While the Baron isn’t the most pious of men, he has enough of the Christian in him to prefer the dragon’s wrath to sending his daughter as a sacrifice. He forbids anyone to tell her of the legend. Unfortunately, through domestic intrigue, she finds out and, because she’s pure of heart and loves her people, decides to fulfill her task and rid them of the curse. She puts her hope in God and the power of Christmas Eve, hoping the season will make the dragon docile and willing to be reasoned with.
However accurate her hopes, we have to admit to her bravery. It’s the sort of bravery admirable in knight or lady and, in either case, grows out of an intense, “bred-in-the-bone” faith.

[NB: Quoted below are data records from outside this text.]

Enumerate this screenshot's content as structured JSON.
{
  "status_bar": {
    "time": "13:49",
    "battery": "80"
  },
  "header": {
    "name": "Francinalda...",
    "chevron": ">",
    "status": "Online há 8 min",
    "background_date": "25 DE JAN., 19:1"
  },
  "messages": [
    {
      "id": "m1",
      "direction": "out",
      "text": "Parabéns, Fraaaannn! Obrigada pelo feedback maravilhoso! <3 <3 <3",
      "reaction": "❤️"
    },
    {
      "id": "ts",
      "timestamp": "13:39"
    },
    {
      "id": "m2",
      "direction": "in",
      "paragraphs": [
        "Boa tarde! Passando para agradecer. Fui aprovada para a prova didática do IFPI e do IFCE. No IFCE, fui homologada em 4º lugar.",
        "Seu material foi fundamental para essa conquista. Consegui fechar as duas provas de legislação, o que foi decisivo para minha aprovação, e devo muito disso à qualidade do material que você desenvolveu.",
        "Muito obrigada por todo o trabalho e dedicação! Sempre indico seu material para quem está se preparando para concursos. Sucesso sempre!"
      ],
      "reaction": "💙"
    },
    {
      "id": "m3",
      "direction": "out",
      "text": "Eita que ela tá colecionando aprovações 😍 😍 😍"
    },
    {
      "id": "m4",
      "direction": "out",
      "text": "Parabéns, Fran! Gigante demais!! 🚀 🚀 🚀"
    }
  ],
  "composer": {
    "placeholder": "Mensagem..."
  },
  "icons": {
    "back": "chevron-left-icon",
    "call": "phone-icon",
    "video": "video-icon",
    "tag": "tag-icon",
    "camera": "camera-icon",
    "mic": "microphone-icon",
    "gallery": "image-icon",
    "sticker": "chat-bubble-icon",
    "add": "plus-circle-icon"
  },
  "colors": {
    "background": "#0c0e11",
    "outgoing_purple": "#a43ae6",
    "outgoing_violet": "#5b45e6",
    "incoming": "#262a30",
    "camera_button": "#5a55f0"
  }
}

And Wister’s heroine is only one of many such females described by the poetic chroniclers of old Europe. While she may be fiction, she’s based on the collective spirit of the women of Christendom.

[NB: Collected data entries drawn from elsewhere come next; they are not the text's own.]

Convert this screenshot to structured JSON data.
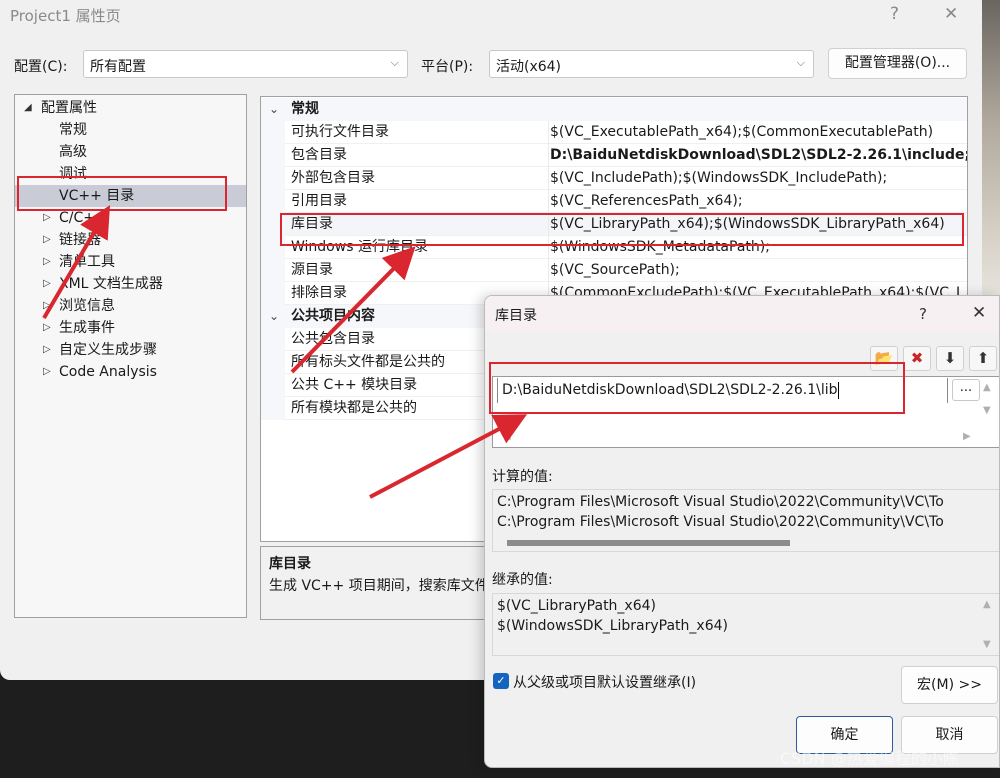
{
  "main_window": {
    "title": "Project1 属性页",
    "help_glyph": "?",
    "close_glyph": "✕",
    "config_label": "配置(C):",
    "config_value": "所有配置",
    "platform_label": "平台(P):",
    "platform_value": "活动(x64)",
    "config_manager_button": "配置管理器(O)...",
    "chevron_glyph": "⌵"
  },
  "tree": {
    "root": {
      "label": "配置属性",
      "arrow": "◢"
    },
    "children": [
      {
        "label": "常规"
      },
      {
        "label": "高级"
      },
      {
        "label": "调试"
      },
      {
        "label": "VC++ 目录",
        "selected": true
      }
    ],
    "collapsed": [
      {
        "label": "C/C++",
        "arrow": "▷"
      },
      {
        "label": "链接器",
        "arrow": "▷"
      },
      {
        "label": "清单工具",
        "arrow": "▷"
      },
      {
        "label": "XML 文档生成器",
        "arrow": "▷"
      },
      {
        "label": "浏览信息",
        "arrow": "▷"
      },
      {
        "label": "生成事件",
        "arrow": "▷"
      },
      {
        "label": "自定义生成步骤",
        "arrow": "▷"
      },
      {
        "label": "Code Analysis",
        "arrow": "▷"
      }
    ]
  },
  "grid": {
    "expand_glyph": "⌄",
    "categories": [
      {
        "name": "常规",
        "properties": [
          {
            "name": "可执行文件目录",
            "value": "$(VC_ExecutablePath_x64);$(CommonExecutablePath)"
          },
          {
            "name": "包含目录",
            "value": "D:\\BaiduNetdiskDownload\\SDL2\\SDL2-2.26.1\\include;$",
            "bold": true
          },
          {
            "name": "外部包含目录",
            "value": "$(VC_IncludePath);$(WindowsSDK_IncludePath);"
          },
          {
            "name": "引用目录",
            "value": "$(VC_ReferencesPath_x64);"
          },
          {
            "name": "库目录",
            "value": "$(VC_LibraryPath_x64);$(WindowsSDK_LibraryPath_x64)"
          },
          {
            "name": "Windows 运行库目录",
            "value": "$(WindowsSDK_MetadataPath);"
          },
          {
            "name": "源目录",
            "value": "$(VC_SourcePath);"
          },
          {
            "name": "排除目录",
            "value": "$(CommonExcludePath);$(VC_ExecutablePath_x64);$(VC_L"
          }
        ]
      },
      {
        "name": "公共项目内容",
        "properties": [
          {
            "name": "公共包含目录",
            "value": ""
          },
          {
            "name": "所有标头文件都是公共的",
            "value": ""
          },
          {
            "name": "公共 C++ 模块目录",
            "value": ""
          },
          {
            "name": "所有模块都是公共的",
            "value": ""
          }
        ]
      }
    ]
  },
  "description": {
    "title": "库目录",
    "text": "生成 VC++ 项目期间，搜索库文件时使用的路径"
  },
  "dialog": {
    "title": "库目录",
    "help_glyph": "?",
    "close_glyph": "✕",
    "toolbar": {
      "new_line_glyph": "📂",
      "delete_glyph": "✖",
      "move_down_glyph": "⬇",
      "move_up_glyph": "⬆"
    },
    "edit_value": "D:\\BaiduNetdiskDownload\\SDL2\\SDL2-2.26.1\\lib",
    "browse_label": "...",
    "scroll_up": "▲",
    "scroll_down": "▼",
    "scroll_left": "◀",
    "scroll_right": "▶",
    "computed_label": "计算的值:",
    "computed_values": [
      "C:\\Program Files\\Microsoft Visual Studio\\2022\\Community\\VC\\To",
      "C:\\Program Files\\Microsoft Visual Studio\\2022\\Community\\VC\\To"
    ],
    "inherited_label": "继承的值:",
    "inherited_values": [
      "$(VC_LibraryPath_x64)",
      "$(WindowsSDK_LibraryPath_x64)"
    ],
    "inherit_checkbox_label": "从父级或项目默认设置继承(I)",
    "inherit_checked": true,
    "check_glyph": "✓",
    "macros_button": "宏(M) >>",
    "ok_button": "确定",
    "cancel_button": "取消"
  },
  "watermark": "CSDN @热爱编程的小陈",
  "colors": {
    "annotation_red": "#d9262f",
    "checkbox_blue": "#1565c0",
    "selection": "#c9ccd6"
  }
}
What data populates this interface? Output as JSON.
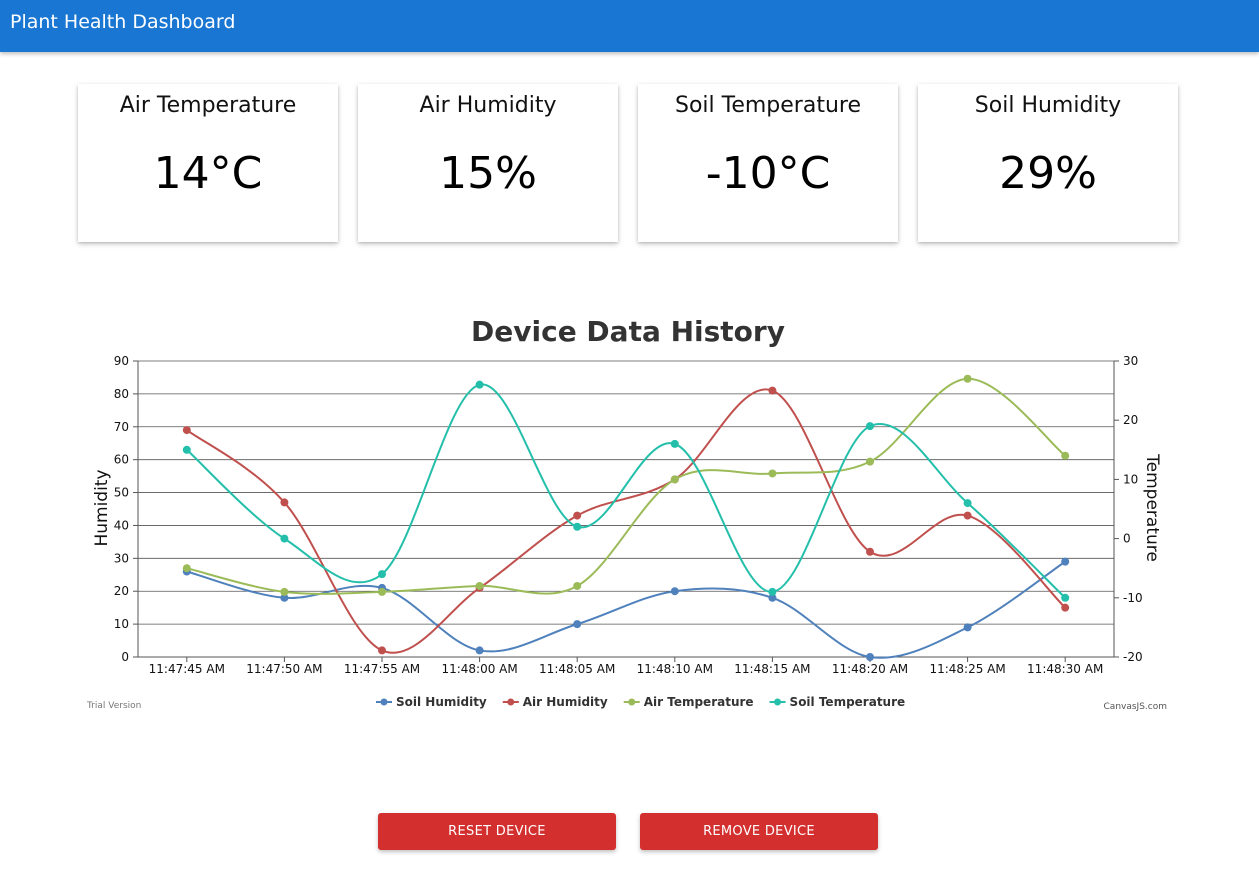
{
  "header": {
    "title": "Plant Health Dashboard"
  },
  "cards": [
    {
      "title": "Air Temperature",
      "value": "14°C"
    },
    {
      "title": "Air Humidity",
      "value": "15%"
    },
    {
      "title": "Soil Temperature",
      "value": "-10°C"
    },
    {
      "title": "Soil Humidity",
      "value": "29%"
    }
  ],
  "chart_data": {
    "type": "line",
    "title": "Device Data History",
    "ylabel": "Humidity",
    "y2label": "Temperature",
    "ylim": [
      0,
      90
    ],
    "y2lim": [
      -20,
      30
    ],
    "yticks": [
      0,
      10,
      20,
      30,
      40,
      50,
      60,
      70,
      80,
      90
    ],
    "y2ticks": [
      -20,
      -10,
      0,
      10,
      20,
      30
    ],
    "grid": true,
    "legend": "bottom",
    "categories": [
      "11:47:45 AM",
      "11:47:50 AM",
      "11:47:55 AM",
      "11:48:00 AM",
      "11:48:05 AM",
      "11:48:10 AM",
      "11:48:15 AM",
      "11:48:20 AM",
      "11:48:25 AM",
      "11:48:30 AM"
    ],
    "series": [
      {
        "name": "Soil Humidity",
        "axis": "y",
        "color": "#4f81bc",
        "values": [
          26,
          18,
          21,
          2,
          10,
          20,
          18,
          0,
          9,
          29
        ]
      },
      {
        "name": "Air Humidity",
        "axis": "y",
        "color": "#c0504e",
        "values": [
          69,
          47,
          2,
          21,
          43,
          54,
          81,
          32,
          43,
          15
        ]
      },
      {
        "name": "Air Temperature",
        "axis": "y2",
        "color": "#9bbb58",
        "values": [
          -5,
          -9,
          -9,
          -8,
          -8,
          10,
          11,
          13,
          27,
          14
        ]
      },
      {
        "name": "Soil Temperature",
        "axis": "y2",
        "color": "#23bfaa",
        "values": [
          15,
          0,
          -6,
          26,
          2,
          16,
          -9,
          19,
          6,
          -10
        ]
      }
    ],
    "watermark_left": "Trial Version",
    "watermark_right": "CanvasJS.com"
  },
  "actions": {
    "reset_label": "RESET DEVICE",
    "remove_label": "REMOVE DEVICE"
  },
  "colors": {
    "appbar": "#1976d2",
    "button": "#d32f2f"
  }
}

Are there any such left in the world?
I only ask because it seems that if we have a chance of seeing one, she’ll be in the growing ranks of the so-called Alternative Right (or one of its orbiting sub-cultures). The problem with the majority of the women vocally associated therein, however, is that, unlike the baron’s daughter in Wister’s novel, they are, to a gal, convinced of the virility, invulnerability, and omnipotence of our enemy. Can that sort ever respect a man who sets himself against the prince of the air?

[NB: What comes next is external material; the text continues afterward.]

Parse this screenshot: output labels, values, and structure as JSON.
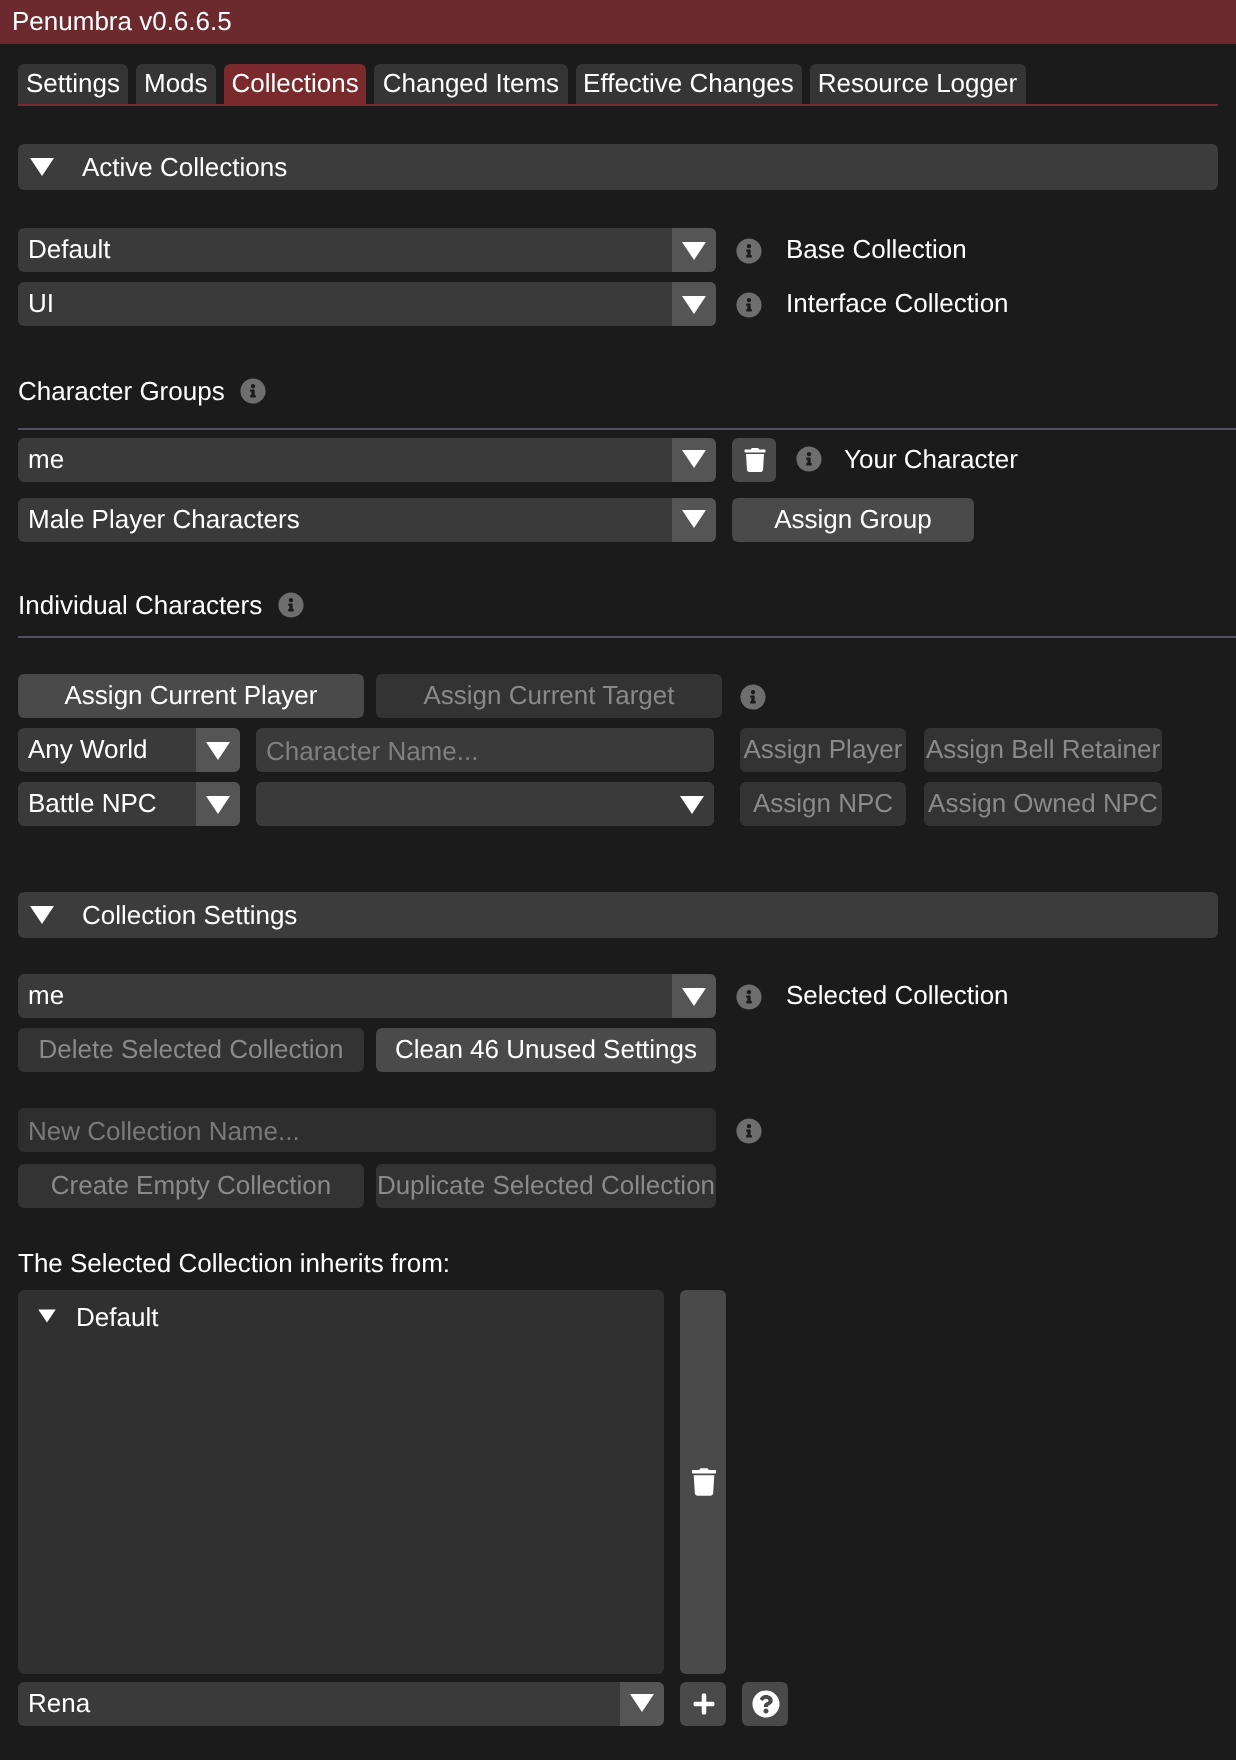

Oh, they can sympathize with their male allies. They can pity them. They can agree with them on this or that point of political philosophy – but can they ever respect them? I don’t think it’s possible. With their every bit of commentary they suggest, implicitly, between the lines (as it were), that the dragon is too powerful for anyone to face, “…let alone *you*, you silly boy.” The best we can do is shore up our castle for the time being and hope the thing dies from natural causes.
If they had real faith they would know that He who is with us is greater than he who is with the world. Not only would they believe in the power of their male allies to tackle the beast – they’d venture the task themselves should they be called to try. “Game for a fight” we call it. While that tenacity is a knightly virtue, it’s not solely the property of knights. In fact, it’s very attractive in women. But all we get from the Alt. Right gals is more implicit assertions that our enemy is too powerful for puny Christian men.
The average woman isn’t given to combat or the butting of heads with the enemy. All she knows is the pre-fight buzz around this or that opponent. She takes that for gospel. She’s not aware of that sudden flicker of insecurity, or the last-minute lack of confidence in the eyes of the bully when he inevitably has to physically support his boasting. They don’t know the fear elite “culture makers” have of white boys in the hinterlands.
Because she lacks faith in Christ, she lacks faith in her men, and inadvertently ends up praising (indirectly) the power and martial virtue of the devil.
Where are the women who will ride out and meet the dragon (if they’re called on to do so)? Where are the ones who believe that He who is with us is greater than he who is with the world?